On his journey along the railroad, Marcus catches the train wherever he can, but if the tracks are gone or out of use, he walks, rides, cycles and pedals his way along the old railway line tracks. Along the way he meets locals and recounts the social history of the area, all with his trademark mix of warmth and wryness.

His off-kilter, insightful and always entertaining commentary guides us around (with thanks to the Raurimu Spiral) a rarely seen and often spectacular landscape; one Off the Rails not only makes visible, but turns into compelling television.

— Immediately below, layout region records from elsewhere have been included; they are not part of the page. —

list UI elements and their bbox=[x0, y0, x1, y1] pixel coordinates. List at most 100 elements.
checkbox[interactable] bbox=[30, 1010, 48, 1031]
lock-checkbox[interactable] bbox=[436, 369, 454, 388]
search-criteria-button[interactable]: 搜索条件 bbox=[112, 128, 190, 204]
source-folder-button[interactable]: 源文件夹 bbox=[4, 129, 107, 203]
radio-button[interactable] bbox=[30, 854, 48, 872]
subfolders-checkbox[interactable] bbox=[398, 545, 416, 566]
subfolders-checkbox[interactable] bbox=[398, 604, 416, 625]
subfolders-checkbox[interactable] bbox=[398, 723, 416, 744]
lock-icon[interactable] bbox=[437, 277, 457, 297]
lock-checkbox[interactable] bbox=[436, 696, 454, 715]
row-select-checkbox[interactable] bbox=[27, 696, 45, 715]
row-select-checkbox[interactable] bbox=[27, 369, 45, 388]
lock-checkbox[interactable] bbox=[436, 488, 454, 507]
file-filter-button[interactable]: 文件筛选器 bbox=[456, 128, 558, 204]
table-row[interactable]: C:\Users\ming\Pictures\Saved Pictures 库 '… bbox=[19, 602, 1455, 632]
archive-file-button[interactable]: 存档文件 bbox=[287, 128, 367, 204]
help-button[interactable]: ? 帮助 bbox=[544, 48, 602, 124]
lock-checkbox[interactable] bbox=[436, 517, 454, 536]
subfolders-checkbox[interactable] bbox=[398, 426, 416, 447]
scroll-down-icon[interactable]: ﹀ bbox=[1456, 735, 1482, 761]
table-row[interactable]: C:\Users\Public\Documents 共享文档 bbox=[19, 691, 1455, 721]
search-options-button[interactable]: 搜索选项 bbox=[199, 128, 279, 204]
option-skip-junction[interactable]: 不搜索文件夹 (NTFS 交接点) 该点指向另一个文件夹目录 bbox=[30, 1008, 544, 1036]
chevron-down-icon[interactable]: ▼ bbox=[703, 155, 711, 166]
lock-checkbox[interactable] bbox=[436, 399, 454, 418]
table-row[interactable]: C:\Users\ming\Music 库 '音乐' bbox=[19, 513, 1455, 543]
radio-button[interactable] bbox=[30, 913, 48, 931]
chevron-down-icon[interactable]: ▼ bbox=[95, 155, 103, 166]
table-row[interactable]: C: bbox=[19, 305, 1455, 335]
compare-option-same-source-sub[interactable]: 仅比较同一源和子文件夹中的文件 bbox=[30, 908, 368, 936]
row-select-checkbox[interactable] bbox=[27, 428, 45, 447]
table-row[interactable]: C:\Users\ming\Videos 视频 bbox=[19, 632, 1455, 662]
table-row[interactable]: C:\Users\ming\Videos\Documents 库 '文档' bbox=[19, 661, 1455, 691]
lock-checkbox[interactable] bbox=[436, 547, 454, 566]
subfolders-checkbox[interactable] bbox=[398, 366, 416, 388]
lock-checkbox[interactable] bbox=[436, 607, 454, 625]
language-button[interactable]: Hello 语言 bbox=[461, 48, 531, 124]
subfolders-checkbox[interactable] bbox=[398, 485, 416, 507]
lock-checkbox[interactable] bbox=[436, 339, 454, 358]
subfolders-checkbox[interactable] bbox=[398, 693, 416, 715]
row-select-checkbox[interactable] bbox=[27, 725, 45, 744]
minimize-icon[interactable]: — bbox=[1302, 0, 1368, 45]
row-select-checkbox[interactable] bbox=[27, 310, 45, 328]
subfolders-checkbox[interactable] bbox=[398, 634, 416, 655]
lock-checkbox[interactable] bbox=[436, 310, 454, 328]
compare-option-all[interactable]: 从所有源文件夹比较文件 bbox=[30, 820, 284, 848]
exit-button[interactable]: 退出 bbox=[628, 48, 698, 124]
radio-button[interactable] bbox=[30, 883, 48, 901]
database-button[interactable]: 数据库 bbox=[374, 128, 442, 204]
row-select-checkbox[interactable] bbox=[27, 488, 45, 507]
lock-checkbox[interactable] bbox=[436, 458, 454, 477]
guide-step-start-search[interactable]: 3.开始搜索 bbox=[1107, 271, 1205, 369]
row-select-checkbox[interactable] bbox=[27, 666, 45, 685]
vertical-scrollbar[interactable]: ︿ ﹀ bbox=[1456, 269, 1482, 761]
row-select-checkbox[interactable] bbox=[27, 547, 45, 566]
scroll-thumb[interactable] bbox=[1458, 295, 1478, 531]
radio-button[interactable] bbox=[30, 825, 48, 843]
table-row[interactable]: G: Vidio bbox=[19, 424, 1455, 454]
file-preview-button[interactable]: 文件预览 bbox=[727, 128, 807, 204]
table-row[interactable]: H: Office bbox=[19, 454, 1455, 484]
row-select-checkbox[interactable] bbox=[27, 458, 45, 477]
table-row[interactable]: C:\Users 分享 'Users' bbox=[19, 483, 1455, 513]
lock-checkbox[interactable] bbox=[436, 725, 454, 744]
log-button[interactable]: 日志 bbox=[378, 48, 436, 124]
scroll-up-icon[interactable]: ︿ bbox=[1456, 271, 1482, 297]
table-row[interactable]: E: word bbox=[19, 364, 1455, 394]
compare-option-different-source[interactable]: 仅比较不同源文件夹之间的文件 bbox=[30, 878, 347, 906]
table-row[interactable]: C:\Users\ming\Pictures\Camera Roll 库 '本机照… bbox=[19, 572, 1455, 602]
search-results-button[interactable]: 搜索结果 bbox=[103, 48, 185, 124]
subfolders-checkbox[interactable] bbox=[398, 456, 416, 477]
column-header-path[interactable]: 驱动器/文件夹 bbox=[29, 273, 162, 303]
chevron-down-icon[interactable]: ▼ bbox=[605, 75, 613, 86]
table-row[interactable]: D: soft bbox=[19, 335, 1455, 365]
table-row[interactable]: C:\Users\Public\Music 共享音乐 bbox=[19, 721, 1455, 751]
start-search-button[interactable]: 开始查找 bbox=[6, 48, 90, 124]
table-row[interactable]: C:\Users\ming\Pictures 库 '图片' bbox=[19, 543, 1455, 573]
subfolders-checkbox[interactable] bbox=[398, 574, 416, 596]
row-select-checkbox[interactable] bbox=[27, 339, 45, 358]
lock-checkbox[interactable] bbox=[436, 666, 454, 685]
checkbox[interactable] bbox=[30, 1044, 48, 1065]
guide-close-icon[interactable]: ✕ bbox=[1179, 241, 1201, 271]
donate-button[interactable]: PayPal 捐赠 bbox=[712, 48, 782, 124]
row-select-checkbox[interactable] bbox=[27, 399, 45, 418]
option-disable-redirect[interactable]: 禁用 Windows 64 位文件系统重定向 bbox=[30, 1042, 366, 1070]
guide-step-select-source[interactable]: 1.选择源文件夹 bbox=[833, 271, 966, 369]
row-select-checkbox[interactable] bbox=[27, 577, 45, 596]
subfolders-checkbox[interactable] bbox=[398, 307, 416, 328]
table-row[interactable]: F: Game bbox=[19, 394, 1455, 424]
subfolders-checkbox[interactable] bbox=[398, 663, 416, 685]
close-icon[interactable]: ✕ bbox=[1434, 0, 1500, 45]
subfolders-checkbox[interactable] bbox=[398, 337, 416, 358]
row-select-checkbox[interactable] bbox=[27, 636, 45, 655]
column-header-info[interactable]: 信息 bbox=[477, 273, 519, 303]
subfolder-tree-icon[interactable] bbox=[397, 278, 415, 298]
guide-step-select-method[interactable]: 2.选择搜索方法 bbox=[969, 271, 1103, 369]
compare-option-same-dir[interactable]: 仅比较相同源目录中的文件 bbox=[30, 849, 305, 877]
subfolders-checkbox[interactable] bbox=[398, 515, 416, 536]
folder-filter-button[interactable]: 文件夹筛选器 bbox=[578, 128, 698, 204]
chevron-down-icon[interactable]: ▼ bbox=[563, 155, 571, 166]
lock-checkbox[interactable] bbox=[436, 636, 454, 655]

"The people we've met along the way have been amazing: passionate about trains but equally knowledgeable about New Zealand history and some of our more famous — and infamous — characters."

Historians, artists, poets, train drivers, train crash survivors, tea ladies and trainspotters bear witness to local legend. Stories of famous co-travellers (Mark Twain) disasters (Tangiwai) and southern gothic baby-killers (Minnie Dean) are collected alongside quirky present-day tales.

It's such an easy-going ramble that that you don't mind the interspersed train trivia and engineering esoterica that in less entertaining hands would be be dry as concrete: Did you know the Clyde Dam was built on an earthquake fault-line?

"I've always liked riding on trains but now they seem to have permeated my life. I've found out so much about our past that I didn't know, from tragedies like the Seacliff fire and Hyde rail crash to engineering wonders like Denniston on the West Coast."

Super 8 home movie effects and archival footage evoke more innocent times. Off The Rails's innovation was to combine the essentially homespun charm of the subject matter with jump-cut editing and snappy camerawork, and rock things along with a soundtrack loaded with contemporary pop music.

Off the Rails showed that with energetic storytelling, authentic local subject matter (that might have previously been considered ‘unfashionable' or parochial) could make quality and high-rating, television.

Off the Rails won Best Director for a Non-Drama and also Best NZ Information/Lifestyle Programme at the 2005 Qantas Television Awards.